Taking young people seriously, meeting them as equals, joining in conversation. Meron Mendel, Director of the Anne Frank Educational Center in Frankfurt, talks about how we can carry on remembering the Nazi era despite the Covid-19 pandemic.
Mr Mendel, is there a danger that remembrance days, such as today’s Night of the November Pogroms, are being neglected because of the Covid-19 pandemic?
It is understandable and completely normal in the current crisis that many people are thinking more about the present situation and their current problems. But today, more than ever before, we need to show why remembering historical injustices is relevant to our life together in the here and now. Whether this takes place in live public events, or in digital form, is of secondary importance.
During the Covid-19 crisis we have streamed conversations with witnesses of the times on our Youtube platform.
How important is the possibility of digital remembrance in general?
Even before the outbreak of the Covid-19 pandemic the digital world was shaping the young generation’s consciousness very strongly. That’s why we have been developing concepts for a long time now at the Anne Frank Educational Center to provide digital access to historical-political topics. For instance, during the Covid-19 crisis we have streamed digital conversations on our Youtube platform with the witnesses of the times, Zvi Cohen and Eva Szepesi.
Is this a way to enlighten the young generation?

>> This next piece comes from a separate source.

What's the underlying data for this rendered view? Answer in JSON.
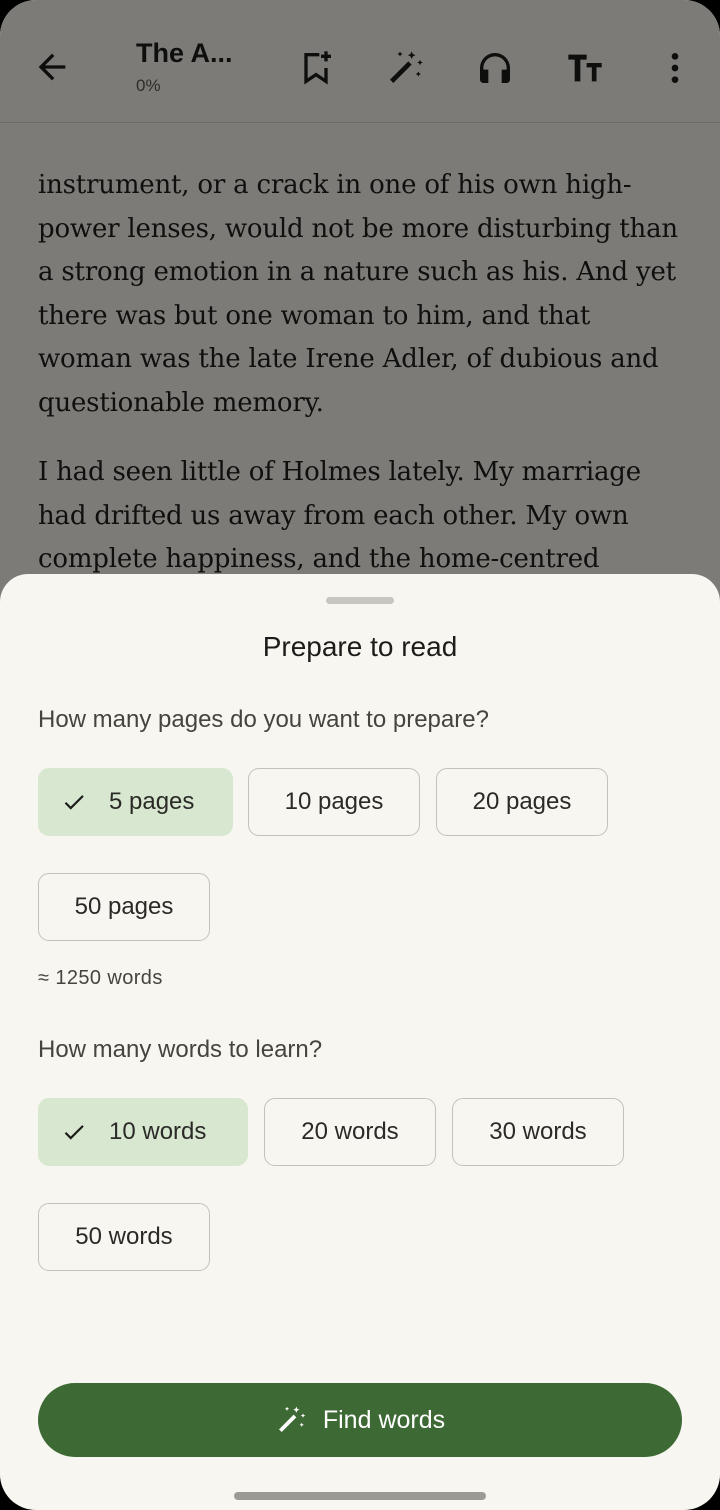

In our educational work with young people our approach is based less on enlightenment. We focus more on taking them seriously with their experiences, their knowledge and their ideas. That’s why our workshops with young people are always led by our democracy coaches – young adults who themselves have recently graduated from school and have started vocational training or studying. They meet with the young people as equals. They talk with them about racism and anti-Semitism and encourage them to develop their own positions which, together with their ideas, are valuable for our society. Showing them that their voices count.